We therefore propose that services may find it more useful to have a definition that acts as a framework for ‘assessing’ QoL. This would help ensure that services consider all things that might be relative, but without being prescriptive, so that it is still person centred. This avoids a narrow focus on looking only at the things we think are important based on our own view and experiences, while minimising the risk of missing things we may be blind to as a result of experiences we have not had, and views we have not considered.

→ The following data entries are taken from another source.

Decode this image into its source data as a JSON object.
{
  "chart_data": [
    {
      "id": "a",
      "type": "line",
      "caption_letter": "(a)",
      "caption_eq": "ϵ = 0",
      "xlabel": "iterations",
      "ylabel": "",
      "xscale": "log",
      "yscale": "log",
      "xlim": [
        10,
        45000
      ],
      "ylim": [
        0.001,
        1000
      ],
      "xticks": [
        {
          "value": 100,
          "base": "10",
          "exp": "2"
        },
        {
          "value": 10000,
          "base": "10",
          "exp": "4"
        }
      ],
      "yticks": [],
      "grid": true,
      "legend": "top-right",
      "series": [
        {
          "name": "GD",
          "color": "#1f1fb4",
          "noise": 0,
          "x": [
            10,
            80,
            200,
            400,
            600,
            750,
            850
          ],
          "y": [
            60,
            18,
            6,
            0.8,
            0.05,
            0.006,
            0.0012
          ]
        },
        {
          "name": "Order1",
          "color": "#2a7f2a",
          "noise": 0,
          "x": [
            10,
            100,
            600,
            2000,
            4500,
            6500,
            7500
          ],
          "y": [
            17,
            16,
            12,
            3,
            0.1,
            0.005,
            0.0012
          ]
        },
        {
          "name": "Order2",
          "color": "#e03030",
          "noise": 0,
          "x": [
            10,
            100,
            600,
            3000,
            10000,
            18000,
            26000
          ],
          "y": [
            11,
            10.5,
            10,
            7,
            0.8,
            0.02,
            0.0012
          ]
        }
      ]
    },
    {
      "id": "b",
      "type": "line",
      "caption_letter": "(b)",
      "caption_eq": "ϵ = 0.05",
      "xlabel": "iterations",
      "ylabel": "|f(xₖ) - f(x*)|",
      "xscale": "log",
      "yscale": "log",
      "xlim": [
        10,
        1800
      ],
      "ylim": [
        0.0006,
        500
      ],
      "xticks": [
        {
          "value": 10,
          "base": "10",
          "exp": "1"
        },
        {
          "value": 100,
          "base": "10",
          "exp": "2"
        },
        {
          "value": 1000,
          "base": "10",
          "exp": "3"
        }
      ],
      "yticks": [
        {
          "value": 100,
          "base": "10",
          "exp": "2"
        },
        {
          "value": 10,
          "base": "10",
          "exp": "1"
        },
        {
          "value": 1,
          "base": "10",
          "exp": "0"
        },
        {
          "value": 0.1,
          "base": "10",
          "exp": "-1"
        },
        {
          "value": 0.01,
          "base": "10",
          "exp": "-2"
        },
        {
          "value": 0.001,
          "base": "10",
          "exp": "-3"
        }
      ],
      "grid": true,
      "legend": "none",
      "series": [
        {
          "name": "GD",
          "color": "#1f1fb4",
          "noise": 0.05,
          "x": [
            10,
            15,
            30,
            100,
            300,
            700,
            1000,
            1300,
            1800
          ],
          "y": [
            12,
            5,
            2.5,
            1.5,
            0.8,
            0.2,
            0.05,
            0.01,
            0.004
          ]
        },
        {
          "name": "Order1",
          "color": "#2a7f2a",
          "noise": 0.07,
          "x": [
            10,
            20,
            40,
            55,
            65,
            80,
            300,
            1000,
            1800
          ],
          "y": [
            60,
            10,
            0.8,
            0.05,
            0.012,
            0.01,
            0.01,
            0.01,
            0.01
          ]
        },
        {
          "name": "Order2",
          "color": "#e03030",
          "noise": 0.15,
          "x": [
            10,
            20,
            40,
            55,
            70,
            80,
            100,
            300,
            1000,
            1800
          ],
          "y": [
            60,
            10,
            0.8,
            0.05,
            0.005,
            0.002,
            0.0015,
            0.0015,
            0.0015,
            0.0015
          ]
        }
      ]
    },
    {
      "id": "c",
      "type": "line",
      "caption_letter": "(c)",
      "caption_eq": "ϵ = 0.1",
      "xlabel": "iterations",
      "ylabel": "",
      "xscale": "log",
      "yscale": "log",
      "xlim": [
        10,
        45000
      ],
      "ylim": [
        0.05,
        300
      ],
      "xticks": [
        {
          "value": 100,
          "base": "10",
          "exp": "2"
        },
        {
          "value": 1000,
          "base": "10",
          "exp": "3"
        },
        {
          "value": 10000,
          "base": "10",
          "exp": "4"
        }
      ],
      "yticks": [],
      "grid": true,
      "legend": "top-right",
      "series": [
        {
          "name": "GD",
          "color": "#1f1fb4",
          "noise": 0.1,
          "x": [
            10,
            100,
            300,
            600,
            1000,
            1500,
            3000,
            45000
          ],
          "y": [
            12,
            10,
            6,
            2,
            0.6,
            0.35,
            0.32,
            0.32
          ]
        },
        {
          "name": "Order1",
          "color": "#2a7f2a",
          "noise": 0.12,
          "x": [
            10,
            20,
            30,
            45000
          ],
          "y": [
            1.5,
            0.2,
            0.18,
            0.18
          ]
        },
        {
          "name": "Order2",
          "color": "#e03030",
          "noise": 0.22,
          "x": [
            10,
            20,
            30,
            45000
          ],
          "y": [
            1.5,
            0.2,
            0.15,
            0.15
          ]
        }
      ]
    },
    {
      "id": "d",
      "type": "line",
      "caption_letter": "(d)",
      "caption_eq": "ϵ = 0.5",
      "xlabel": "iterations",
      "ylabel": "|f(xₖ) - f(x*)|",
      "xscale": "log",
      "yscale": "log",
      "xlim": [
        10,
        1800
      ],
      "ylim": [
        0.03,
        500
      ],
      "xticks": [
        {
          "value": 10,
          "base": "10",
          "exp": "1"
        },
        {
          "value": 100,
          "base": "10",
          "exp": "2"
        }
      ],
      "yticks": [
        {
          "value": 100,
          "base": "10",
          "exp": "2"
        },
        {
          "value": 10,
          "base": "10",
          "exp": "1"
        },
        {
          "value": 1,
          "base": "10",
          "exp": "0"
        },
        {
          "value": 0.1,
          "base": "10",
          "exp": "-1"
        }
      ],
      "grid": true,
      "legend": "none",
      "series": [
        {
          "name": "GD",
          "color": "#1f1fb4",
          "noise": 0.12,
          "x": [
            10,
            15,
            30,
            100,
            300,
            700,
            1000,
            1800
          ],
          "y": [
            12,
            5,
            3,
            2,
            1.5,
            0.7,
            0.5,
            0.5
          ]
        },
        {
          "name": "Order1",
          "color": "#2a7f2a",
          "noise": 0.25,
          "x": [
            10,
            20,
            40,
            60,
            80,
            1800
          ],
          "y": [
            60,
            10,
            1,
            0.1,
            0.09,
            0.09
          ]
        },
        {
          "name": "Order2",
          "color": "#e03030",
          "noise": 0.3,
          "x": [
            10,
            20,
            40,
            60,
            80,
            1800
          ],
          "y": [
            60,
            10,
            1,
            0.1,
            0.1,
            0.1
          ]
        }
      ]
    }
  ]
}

Moreover, QoL should be seen as a dynamic, ever-changing process. It is not something that can be captured at a single time point, but rather needs to be continually evaluated at regular intervals as part of good clinical care, to account for factors such as sudden, significant changes in circumstances, the changing needs and values of an individual across the different stages of their life span, and the ageing process.
KEY POINTS
- Despite significant advances in treatment of HIV, being diagnosed with HIV can have significant impact for many people across all aspects of their life
- Within the literature, the terms quality of life (QoL), QoL Years (QALYs) and health-related QoL (HRQoL) are used interchangeably, so it is important to have a clear definition of what HRQoL means within HIV care, the factors contributing to the definition and, importantly, how to measure these factors
- As HIV care moves towards a long-term manageable condition it is important health professionals are aware of the significance of measuring HRQoL to ensure services are designed to reflect the needs of those living with HIV
- The biopsychosocial framework acts as a guide to considering the holistic health needs of people with HIV. It enables health professionals to consider the interpersonal and intrapersonal differences of what is important when considering QoL issues alongside the dynamic nature of life
- HRQoL in HIV care involves understanding an individual's whole-person wellbeing in relation to the biological, psychological and social sequalae of living with HIV and an individual's satisfaction with life in these areas
CPD reflective questions
- Consider the term health-related quality of life (HRQoL). What does the term mean to you?
- Consider what factors affect the HRQoL of people living with HIV. How can you support the patients in your care to improve this?
- Reflect on your role as a nurse with regards to improving HRQoL. What barriers do you experience in your clinical practice?